Une véritable ville où jadis vivaient 7000 moines, sur les collines à 7 km à l’ouest de Lhassa :

Le Drepung

 On  déambule dans les rues qui ouvrent sur les habitations : les moines peuvent vivre avec leur famille, mais pour « monter en grade » et passer les examens afin de devenir Lama ou Abbé, le célibat, ou le veuvage est requis. Assurant la fonction d’université aux nombreux collèges, Drepung fut (et reste) le principal centre de formation.


 Drepung: L'heure de la prière
Les grands bâtiments qui dominent l’ensemble contiennent encore les statues monumentales du Bouddha, les effigies de premiers lamas. Mais aussi l’évocation de l’histoire antérieure :

 Les fondateurs, Version d'époque XVIIè
Une figuration moderne des grands rois : (Songtsen gampo, et ses successeurs)  de la fondation du Tibet ancien, et de son expansion politique dans l’ouest et la Mongolie : 


Jokha commente l'histoire.
c’est  le moment de l’importation du bouddhisme,  les monarques (déjà sanctifiés) siègent sous l’image des sites religieux : le Potala, le Mont Kailash, le temple de Bodhgaya, site de l'Illumination: illustration de la circulation entre Inde et Tibet .
Ce roi fixa aussi l’alphabet tibétain, inspiré de l’écriture indienne.

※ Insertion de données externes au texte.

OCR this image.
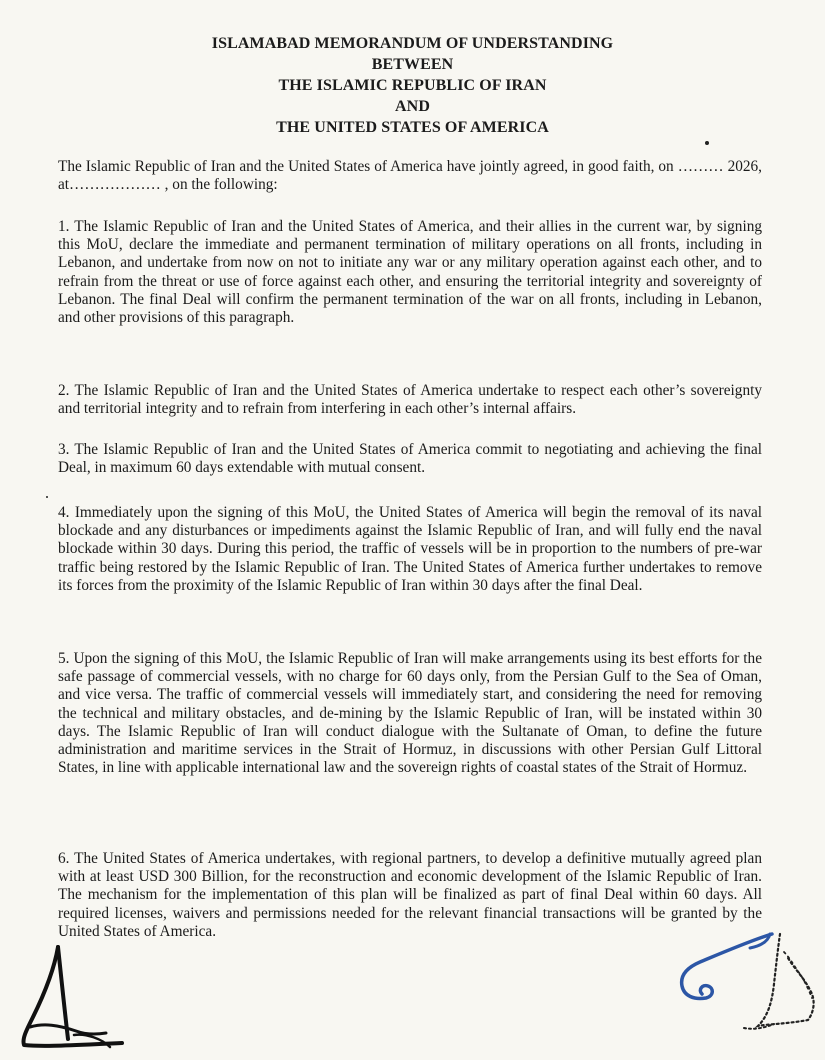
ISLAMABAD MEMORANDUM OF UNDERSTANDING
BETWEEN
THE ISLAMIC REPUBLIC OF IRAN
AND
THE UNITED STATES OF AMERICA

The Islamic Republic of Iran and the United States of America have jointly agreed, in good faith, on ……… 2026, at……………… , on the following:

1. The Islamic Republic of Iran and the United States of America, and their allies in the current war, by signing this MoU, declare the immediate and permanent termination of military operations on all fronts, including in Lebanon, and undertake from now on not to initiate any war or any military operation against each other, and to refrain from the threat or use of force against each other, and ensuring the territorial integrity and sovereignty of Lebanon. The final Deal will confirm the permanent termination of the war on all fronts, including in Lebanon, and other provisions of this paragraph.

2. The Islamic Republic of Iran and the United States of America undertake to respect each other’s sovereignty and territorial integrity and to refrain from interfering in each other’s internal affairs.

3. The Islamic Republic of Iran and the United States of America commit to negotiating and achieving the final Deal, in maximum 60 days extendable with mutual consent.

4. Immediately upon the signing of this MoU, the United States of America will begin the removal of its naval blockade and any disturbances or impediments against the Islamic Republic of Iran, and will fully end the naval blockade within 30 days. During this period, the traffic of vessels will be in proportion to the numbers of pre-war traffic being restored by the Islamic Republic of Iran. The United States of America further undertakes to remove its forces from the proximity of the Islamic Republic of Iran within 30 days after the final Deal.

5. Upon the signing of this MoU, the Islamic Republic of Iran will make arrangements using its best efforts for the safe passage of commercial vessels, with no charge for 60 days only, from the Persian Gulf to the Sea of Oman, and vice versa. The traffic of commercial vessels will immediately start, and considering the need for removing the technical and military obstacles, and de-mining by the Islamic Republic of Iran, will be instated within 30 days. The Islamic Republic of Iran will conduct dialogue with the Sultanate of Oman, to define the future administration and maritime services in the Strait of Hormuz, in discussions with other Persian Gulf Littoral States, in line with applicable international law and the sovereign rights of coastal states of the Strait of Hormuz.

6. The United States of America undertakes, with regional partners, to develop a definitive mutually agreed plan with at least USD 300 Billion, for the reconstruction and economic development of the Islamic Republic of Iran. The mechanism for the implementation of this plan will be finalized as part of final Deal within 60 days. All required licenses, waivers and permissions needed for the relevant financial transactions will be granted by the United States of America.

La prière de midi au Drepung




Un Lama sceptique



















La grande salle de méditation accueille quelques centaines de moines, et de disciples.  Nous assistons à la prière de midi, la distribution des textes avec le fond sonore du « Aum », voix de basses profondes.








Le Palais d’été :

 Résidence des  dalaï-lamas, trois palais , charmants, et relativement modestes sont répartis dans une jardin fleuri : quelques visiteurs tibétains pèlerinent en famille.


le Kalsang Palace , 1755, du 7è dalaï-lama),


En famille, jolie jeune femme à la peau claire.
Le Jaida Truzing palace, construit par le 8è en 1758, lieu de méditation du 13è,




 Et le Dadan Mingjur, construit en 1954, d’où l’actuel Dalaï-lama s’enfuit  en 59. 

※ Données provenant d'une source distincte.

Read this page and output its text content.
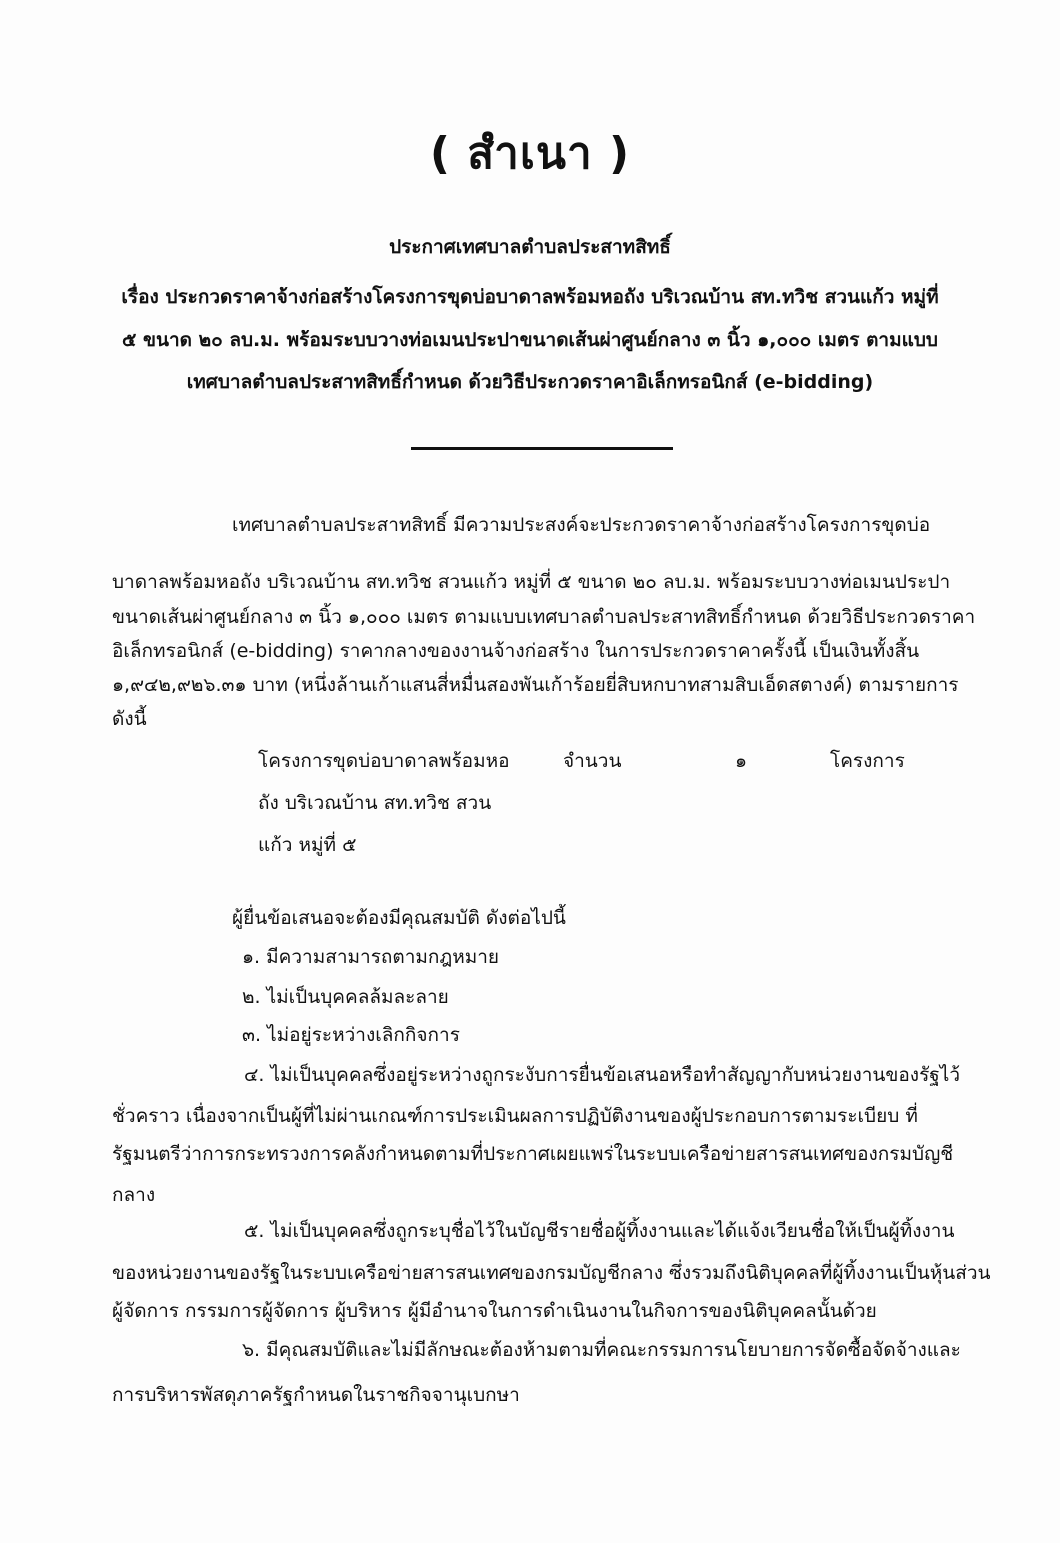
( สำเนา )
ประกาศเทศบาลตำบลประสาทสิทธิ์
เรื่อง ประกวดราคาจ้างก่อสร้างโครงการขุดบ่อบาดาลพร้อมหอถัง บริเวณบ้าน สท.ทวิช สวนแก้ว หมู่ที่
๕ ขนาด ๒๐ ลบ.ม. พร้อมระบบวางท่อเมนประปาขนาดเส้นผ่าศูนย์กลาง ๓ นิ้ว ๑,๐๐๐ เมตร ตามแบบ
เทศบาลตำบลประสาทสิทธิ์กำหนด ด้วยวิธีประกวดราคาอิเล็กทรอนิกส์ (e-bidding)
เทศบาลตำบลประสาทสิทธิ์ มีความประสงค์จะประกวดราคาจ้างก่อสร้างโครงการขุดบ่อ
บาดาลพร้อมหอถัง บริเวณบ้าน สท.ทวิช สวนแก้ว หมู่ที่ ๕ ขนาด ๒๐ ลบ.ม. พร้อมระบบวางท่อเมนประปา
ขนาดเส้นผ่าศูนย์กลาง ๓ นิ้ว ๑,๐๐๐ เมตร ตามแบบเทศบาลตำบลประสาทสิทธิ์กำหนด ด้วยวิธีประกวดราคา
อิเล็กทรอนิกส์ (e-bidding) ราคากลางของงานจ้างก่อสร้าง ในการประกวดราคาครั้งนี้ เป็นเงินทั้งสิ้น
๑,๙๔๒,๙๒๖.๓๑ บาท (หนึ่งล้านเก้าแสนสี่หมื่นสองพันเก้าร้อยยี่สิบหกบาทสามสิบเอ็ดสตางค์) ตามรายการ
ดังนี้
โครงการขุดบ่อบาดาลพร้อมหอ
ถัง บริเวณบ้าน สท.ทวิช สวน
แก้ว หมู่ที่ ๕
จำนวน	๑	โครงการ
ผู้ยื่นข้อเสนอจะต้องมีคุณสมบัติ ดังต่อไปนี้
๑. มีความสามารถตามกฎหมาย
๒. ไม่เป็นบุคคลล้มละลาย
๓. ไม่อยู่ระหว่างเลิกกิจการ
๔. ไม่เป็นบุคคลซึ่งอยู่ระหว่างถูกระงับการยื่นข้อเสนอหรือทำสัญญากับหน่วยงานของรัฐไว้
ชั่วคราว เนื่องจากเป็นผู้ที่ไม่ผ่านเกณฑ์การประเมินผลการปฏิบัติงานของผู้ประกอบการตามระเบียบ ที่
รัฐมนตรีว่าการกระทรวงการคลังกำหนดตามที่ประกาศเผยแพร่ในระบบเครือข่ายสารสนเทศของกรมบัญชี
กลาง
๕. ไม่เป็นบุคคลซึ่งถูกระบุชื่อไว้ในบัญชีรายชื่อผู้ทิ้งงานและได้แจ้งเวียนชื่อให้เป็นผู้ทิ้งงาน
ของหน่วยงานของรัฐในระบบเครือข่ายสารสนเทศของกรมบัญชีกลาง ซึ่งรวมถึงนิติบุคคลที่ผู้ทิ้งงานเป็นหุ้นส่วน
ผู้จัดการ กรรมการผู้จัดการ ผู้บริหาร ผู้มีอำนาจในการดำเนินงานในกิจการของนิติบุคคลนั้นด้วย
๖. มีคุณสมบัติและไม่มีลักษณะต้องห้ามตามที่คณะกรรมการนโยบายการจัดซื้อจัดจ้างและ
การบริหารพัสดุภาครัฐกำหนดในราชกิจจานุเบกษา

Palais du XIVè Dalaï-lama.

Surveillance vidéo ; un touriste se fait prendre à photographier la chambre, effervescence , les moines courent et crient,( !), la police intervient, le mobile est confisqué... Par chance, nous n'avions pas sorti les nôtres.



Potala : un thangka. figurant le roi Srong Tsan Gampo.  Le fondateur du Jokang  au VIIè, tronant sous l’aspect d’un bodhisattva, au centre de représentations des monastères.  Peinture sur tissu. XVIIè, d’un peintre de la dynastie Qing.